You mean "yom", because this was written in Hebrew. Yom does not mean 24hrs. it means a finite period of time with a beginning and an end.

This is the beginning of why both YEC and people like yourself are wrong. As I said, you're both the same, equally ignorant of what things actually are, and here you're even making the same mistakes.

Which is absolutely true, that's why the whole day-age nonsense is just that, nonsense. Since we know the universe was not created in 6 literal days, that also makes the YEC's beliefs complete nonsense. So now that we've established that the Biblical creation story is crap, now what?
 
Re: Bill Nye the Science Guy to debate Creation museum founder Ken Ham[W:164]

Which is why he is an idiot, for trying to have his dogmatic BS taught in public schools, and calling it "science"

I don't believe in evolution, I accept it as fact, based on the evidence.

I'm watching the debate now. I think it's hilarious that Ham's argument relies very heavily on "You weren't there to see things evolve, so we can't verify it. That's why I believe the bible's account."

It's like... wait... what?
 
Re: Bill Nye the Science Guy to debate Creation museum founder Ken Ham[W:164]

Extreme right already losing it lol

Essay:Lessons from Ham-Nye Debate - Conservapedia



:lamo

Nice. Also:

"Bill Nye would repeatedly say, "this is a great mystery," when presented with questions he could not answer, such as how did consciousness evolve from matter?"

That statement represents everything that is wrong with religious fundamentalists' comprehension of science.
 
Re: Bill Nye the Science Guy to debate Creation museum founder Ken Ham[W:164]

jesusridingdino_prehistoric.jpg
 
Re: Bill Nye the Science Guy to debate Creation museum founder Ken Ham[W:164]

Nice. Also:

"Bill Nye would repeatedly say, "this is a great mystery," when presented with questions he could not answer, such as how did consciousness evolve from matter?"

That statement represents everything that is wrong with religious fundamentalists' comprehension of science.

Especially these guys, I often read Conservapedia for a laugh.

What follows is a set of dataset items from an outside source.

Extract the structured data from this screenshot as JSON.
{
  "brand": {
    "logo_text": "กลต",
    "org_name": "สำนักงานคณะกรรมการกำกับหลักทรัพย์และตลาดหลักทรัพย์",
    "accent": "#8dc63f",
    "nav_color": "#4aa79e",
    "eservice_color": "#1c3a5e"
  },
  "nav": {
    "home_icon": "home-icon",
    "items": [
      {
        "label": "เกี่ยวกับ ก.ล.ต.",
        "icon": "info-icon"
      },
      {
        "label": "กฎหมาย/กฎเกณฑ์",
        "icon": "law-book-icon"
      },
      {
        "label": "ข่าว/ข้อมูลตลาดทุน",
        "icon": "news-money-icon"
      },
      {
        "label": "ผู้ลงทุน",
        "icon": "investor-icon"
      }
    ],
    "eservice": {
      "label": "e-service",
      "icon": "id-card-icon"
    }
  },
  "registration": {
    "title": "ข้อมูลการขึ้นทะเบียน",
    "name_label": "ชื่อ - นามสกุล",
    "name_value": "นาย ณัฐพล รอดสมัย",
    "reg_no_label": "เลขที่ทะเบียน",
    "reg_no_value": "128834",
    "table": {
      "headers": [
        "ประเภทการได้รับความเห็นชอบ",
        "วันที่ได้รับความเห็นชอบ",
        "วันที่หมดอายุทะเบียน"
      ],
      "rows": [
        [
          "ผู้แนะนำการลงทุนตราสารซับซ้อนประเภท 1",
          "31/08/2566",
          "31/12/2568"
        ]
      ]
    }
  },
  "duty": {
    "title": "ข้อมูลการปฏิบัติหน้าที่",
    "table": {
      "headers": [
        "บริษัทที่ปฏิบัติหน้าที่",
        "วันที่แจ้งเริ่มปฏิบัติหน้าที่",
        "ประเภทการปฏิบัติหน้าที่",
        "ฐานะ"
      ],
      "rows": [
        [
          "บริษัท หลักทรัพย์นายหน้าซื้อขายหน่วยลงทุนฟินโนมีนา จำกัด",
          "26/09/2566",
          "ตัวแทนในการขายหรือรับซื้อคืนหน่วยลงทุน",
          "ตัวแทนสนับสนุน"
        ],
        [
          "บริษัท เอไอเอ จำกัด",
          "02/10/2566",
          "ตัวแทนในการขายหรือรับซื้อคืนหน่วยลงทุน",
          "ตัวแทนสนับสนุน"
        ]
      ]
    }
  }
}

They're so nuts they think the bible is "too liberal"

Conservative Bible Project - Conservapedia

The Conservative Bible Project is a project utilizing the "best of the public" to render God's word into modern English without liberal translation distortions
 
Re: Bill Nye the Science Guy to debate Creation museum founder Ken Ham[W:164]

I'm so glad I don't live in the bible belt.

I just don't understand how anyone could live in such bubble.

To be honest, I watched yesterday mainly for entertainment value, but I also wanted to learn more, I wanted to challenge whether my absolute belief in evolution and my anti creationist view should be as fervent as it is.

Most people watched it, not to challenge themselves, but to reinforce their views.
 
Re: Bill Nye the Science Guy to debate Creation museum founder Ken Ham[W:164]

I missed the last few minutes of the debate because my laptop decided to randomly update and it had to restart and everything. Did The Science Guy end the debate with "science rules"?